Im a bit confused with the push forward formula https://en.wikipedia.org/wiki/Pushforward_measure
Let $\rho$ be a probability density associated to a probability measure $\mu$ on $\mathbb{R}^d$, i.e "$\rho(x)dx=d\mu(x)$". Let $f:\mathbb{R}^d\to\mathbb{R}^d$ and denote $f_{\#}\mu$ be the push forward of $\mu$ by $f$, and $f_{\#}\rho$ the associated density pushed forward.
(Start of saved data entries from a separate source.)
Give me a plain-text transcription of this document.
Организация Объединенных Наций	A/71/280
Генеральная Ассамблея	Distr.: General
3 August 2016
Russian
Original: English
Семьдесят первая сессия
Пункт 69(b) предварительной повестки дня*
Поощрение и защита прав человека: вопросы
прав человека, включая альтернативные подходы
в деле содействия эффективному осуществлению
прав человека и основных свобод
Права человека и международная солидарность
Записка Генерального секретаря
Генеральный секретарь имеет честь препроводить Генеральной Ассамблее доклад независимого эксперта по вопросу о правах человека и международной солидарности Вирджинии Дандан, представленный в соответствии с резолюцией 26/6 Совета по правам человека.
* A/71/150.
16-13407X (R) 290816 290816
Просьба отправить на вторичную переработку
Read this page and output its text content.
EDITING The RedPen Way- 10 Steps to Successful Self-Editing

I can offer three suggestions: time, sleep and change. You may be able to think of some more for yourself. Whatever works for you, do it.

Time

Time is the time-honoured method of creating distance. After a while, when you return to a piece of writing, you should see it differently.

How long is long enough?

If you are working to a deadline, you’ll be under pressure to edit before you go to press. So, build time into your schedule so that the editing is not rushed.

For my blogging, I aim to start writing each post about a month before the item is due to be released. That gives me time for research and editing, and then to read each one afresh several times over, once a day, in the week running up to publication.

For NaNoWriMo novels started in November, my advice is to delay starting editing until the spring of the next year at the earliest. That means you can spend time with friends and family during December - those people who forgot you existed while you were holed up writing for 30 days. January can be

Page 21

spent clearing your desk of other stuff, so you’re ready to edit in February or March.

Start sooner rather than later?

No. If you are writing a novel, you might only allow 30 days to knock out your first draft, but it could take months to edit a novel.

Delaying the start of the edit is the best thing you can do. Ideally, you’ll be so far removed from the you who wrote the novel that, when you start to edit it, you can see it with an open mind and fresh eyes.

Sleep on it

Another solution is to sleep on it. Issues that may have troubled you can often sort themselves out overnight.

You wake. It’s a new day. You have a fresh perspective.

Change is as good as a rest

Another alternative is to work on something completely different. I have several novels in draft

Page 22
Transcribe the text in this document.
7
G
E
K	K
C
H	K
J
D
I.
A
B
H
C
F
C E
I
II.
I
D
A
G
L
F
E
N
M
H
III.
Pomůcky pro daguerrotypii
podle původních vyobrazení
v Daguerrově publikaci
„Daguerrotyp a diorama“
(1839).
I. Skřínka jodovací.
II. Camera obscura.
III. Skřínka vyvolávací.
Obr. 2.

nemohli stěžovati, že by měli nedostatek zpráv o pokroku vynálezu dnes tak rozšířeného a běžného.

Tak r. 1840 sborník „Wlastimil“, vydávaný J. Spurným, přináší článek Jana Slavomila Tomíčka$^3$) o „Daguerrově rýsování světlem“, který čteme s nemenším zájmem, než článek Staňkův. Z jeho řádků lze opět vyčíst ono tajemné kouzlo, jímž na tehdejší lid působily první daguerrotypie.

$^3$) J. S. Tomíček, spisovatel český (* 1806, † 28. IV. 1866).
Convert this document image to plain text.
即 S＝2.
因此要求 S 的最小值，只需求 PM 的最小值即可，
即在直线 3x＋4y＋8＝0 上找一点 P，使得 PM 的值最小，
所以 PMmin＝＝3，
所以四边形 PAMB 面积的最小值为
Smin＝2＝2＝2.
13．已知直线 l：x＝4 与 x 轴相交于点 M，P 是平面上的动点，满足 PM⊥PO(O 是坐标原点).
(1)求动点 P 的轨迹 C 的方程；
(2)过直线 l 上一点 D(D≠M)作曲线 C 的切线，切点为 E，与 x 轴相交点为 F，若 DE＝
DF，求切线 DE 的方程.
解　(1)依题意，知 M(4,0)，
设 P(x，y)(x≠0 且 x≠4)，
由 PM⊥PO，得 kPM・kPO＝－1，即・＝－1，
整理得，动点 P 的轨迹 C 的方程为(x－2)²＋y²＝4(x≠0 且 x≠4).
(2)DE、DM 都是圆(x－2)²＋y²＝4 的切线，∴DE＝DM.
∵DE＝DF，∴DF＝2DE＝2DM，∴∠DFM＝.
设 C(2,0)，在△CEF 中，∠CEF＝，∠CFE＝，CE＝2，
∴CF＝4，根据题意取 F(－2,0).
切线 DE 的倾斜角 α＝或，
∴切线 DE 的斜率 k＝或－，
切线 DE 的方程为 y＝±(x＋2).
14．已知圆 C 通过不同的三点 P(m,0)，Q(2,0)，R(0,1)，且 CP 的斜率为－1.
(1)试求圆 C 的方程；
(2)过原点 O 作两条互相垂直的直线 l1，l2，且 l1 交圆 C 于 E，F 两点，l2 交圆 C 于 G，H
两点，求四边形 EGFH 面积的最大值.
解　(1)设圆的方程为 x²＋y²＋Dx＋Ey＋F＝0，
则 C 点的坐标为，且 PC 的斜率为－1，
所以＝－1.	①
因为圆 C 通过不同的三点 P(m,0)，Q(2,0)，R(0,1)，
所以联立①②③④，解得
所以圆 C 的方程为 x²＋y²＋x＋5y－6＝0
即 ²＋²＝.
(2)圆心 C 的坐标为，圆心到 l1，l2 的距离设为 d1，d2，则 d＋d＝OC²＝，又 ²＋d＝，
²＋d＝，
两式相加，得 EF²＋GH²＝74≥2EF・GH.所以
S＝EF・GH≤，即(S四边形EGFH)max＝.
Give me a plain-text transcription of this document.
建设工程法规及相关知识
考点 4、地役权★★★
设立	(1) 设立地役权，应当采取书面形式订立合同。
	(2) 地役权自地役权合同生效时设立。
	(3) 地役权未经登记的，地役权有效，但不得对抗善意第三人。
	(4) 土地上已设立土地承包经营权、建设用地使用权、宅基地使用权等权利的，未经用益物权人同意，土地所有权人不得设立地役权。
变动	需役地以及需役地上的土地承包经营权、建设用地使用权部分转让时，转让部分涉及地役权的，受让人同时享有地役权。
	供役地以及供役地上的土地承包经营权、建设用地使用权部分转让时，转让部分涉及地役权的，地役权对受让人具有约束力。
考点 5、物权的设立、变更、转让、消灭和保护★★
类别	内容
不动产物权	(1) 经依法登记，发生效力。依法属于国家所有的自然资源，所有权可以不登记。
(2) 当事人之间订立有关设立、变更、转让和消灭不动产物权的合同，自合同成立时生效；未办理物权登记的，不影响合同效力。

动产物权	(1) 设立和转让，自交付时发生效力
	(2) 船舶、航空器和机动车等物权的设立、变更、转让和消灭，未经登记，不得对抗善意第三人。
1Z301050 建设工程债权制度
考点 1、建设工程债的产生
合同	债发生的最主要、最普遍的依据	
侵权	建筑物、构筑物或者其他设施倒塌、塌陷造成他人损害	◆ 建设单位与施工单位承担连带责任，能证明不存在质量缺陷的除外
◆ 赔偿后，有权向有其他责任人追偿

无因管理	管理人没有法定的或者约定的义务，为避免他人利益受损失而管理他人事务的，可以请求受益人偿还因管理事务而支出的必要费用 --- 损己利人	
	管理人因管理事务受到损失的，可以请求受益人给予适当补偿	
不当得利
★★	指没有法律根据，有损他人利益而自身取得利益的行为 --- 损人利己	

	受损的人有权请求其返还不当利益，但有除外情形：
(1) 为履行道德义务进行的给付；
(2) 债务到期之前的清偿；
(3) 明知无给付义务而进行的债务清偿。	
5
Then $\textbf{is it true that}$ for any integral
$$ \int_{\mathbb{R}^d} \big( g \circ f_{\#}\rho \big) (x) df_{\#}\mu(x) =\int_{\mathbb{R}^d} \big( g\circ \rho \big) \rho(x)dx $$
What does $f_\sharp\rho$ mean? Is it the density of $f_\sharp\mu$ with respect to the Lebesgue measure? In the general case there does not necessarily exist such a density, e.g. $f:x\mapsto0$. Even if $f_\sharp\rho$ exists, your equation has no reason to hold. Take for instance $d=1$, $\mu$ equal to the Lebesgue measure on $(0,1)$ and $f:x\mapsto2x$, so that $\rho(x)=1_{(0,1)}(x)$, $f_\sharp\mu$ is half of the Lebesgue measure on $(0,2)$ and $f_\sharp\rho(x)=\frac12\times1_{(0,2)}(x)$. Let $g:\mathbb R\to\mathbb R$ be any nonnegative measurable map such that $g(x)=0$ on $[1,2]$ and $g(x)>0$ on $(0,1)$. Then in your equation, the left-hand side is positive whereas the right-hand side is zero.